Archive for September, 2013

Don’t worry, there isn’t anything wrong with your eyes, and this isn’t a joke, or an early news of the weird post.   According to several media outlets, including the Wall Street Journal, and The Huffington Post, it is starting to become acceptable for young adults, specifically new college grads, to bring their parents along on job interviews. Companies like Northwestern Mutual have stated that they are fine with this practice.  Google now hosts a “take your parents to work day” every year.  Some companies are even allowing parents to help in the negotiation of salary and are giving them progress reports… Really??  A 22 year old getting a report card to give to his mother from his JOB?

Experts who study “millennials,” a term used to describe people born from 1981 through the early 2000s, say that this generation has been coddled by their parents way more than generations before it.   I can personally agree with this theory.  Things are run differently now.  Most high school graduates go straight from their bedroom to a college dorm.  They still rely on Mom & Dad for financial support, they still hang out with friends in a classroom setting, and they return home to their childhood bedroom for summer vacation. It’s easy to still feel like a kid during this time.  In most ways, life doesn’t change for a person until after college.  You are in this in-between stage of child and adult.  I can also see how the downturn of the economy plays into this.  It used to be that children moved out of their parents’ place at an earlier age.  Now it is not uncommon for people in their 20s or even 30s to still be living at home.

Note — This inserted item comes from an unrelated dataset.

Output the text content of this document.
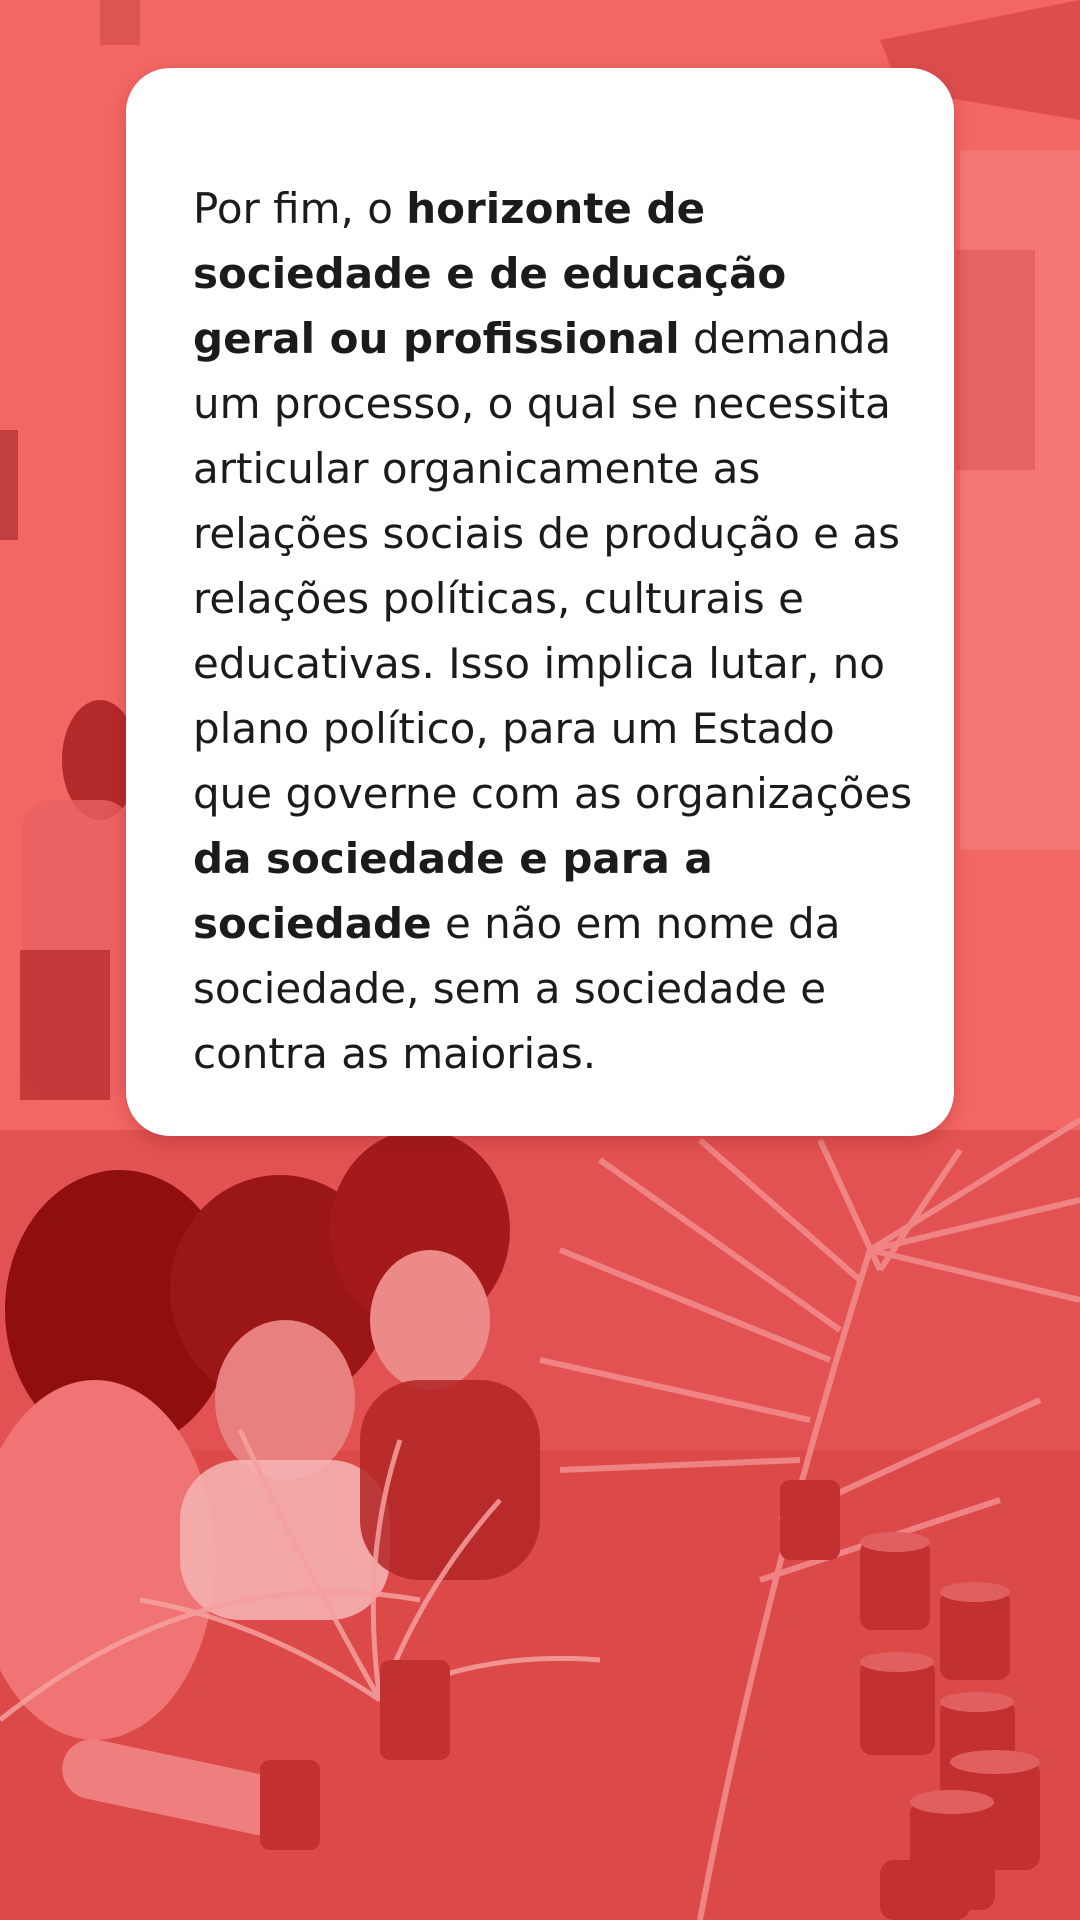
Por fim, o horizonte de sociedade e de educação geral ou profissional demanda um processo, o qual se necessita articular organicamente as relações sociais de produção e as relações políticas, culturais e educativas. Isso implica lutar, no plano político, para um Estado que governe com as organizações da sociedade e para a sociedade e não em nome da sociedade, sem a sociedade e contra as maiorias.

Despite all of the speculation as to why this is happening, the important question is:

Is this way of thinking beneficial? 

In my opinion, no, no, no, (did I mention NO?)  If this is truly the direction the job interview process is headed, we as a society are in trouble.  When I was 16 I got a job at a grocery store. Do you think I brought my mother?  No way.  I would not have been offered the job, even though I actually was a kid.  How a hiring manager can hire someone who cannot even go through the process of an interview by themselves is beyond me.  After all, Mom & Dad will not be there on Monday morning to help you learn to use the fax machine, take phone calls, deal with the social aspects of the workplace, and on, and on, and on.

It really comes down to this.  Growing up may be hard to do, but it has to happen sometime.  Companies who are not only allowing, but encouraging young adults to directly involve their parents and their jobs create a road block to that goal.  I was truly shocked when I came across this new trend and thought at first that it must certainly be a joke.  As I researched further, I began to get worried.  Even though only about 8% of Americans are currently following this practice, according to my research the trend is growing. What’s next?  Bringing the entire family along to an interview to get everyone’s approval? I mean, shouldn’t we make sure the applicant’s grandmother and 6 year old cousin are happy with the salary offer? Sheesh.  We go to college to learn life skills and how to be successful in the job force.  Stunting that process is ridiculous, wasteful, and just sad.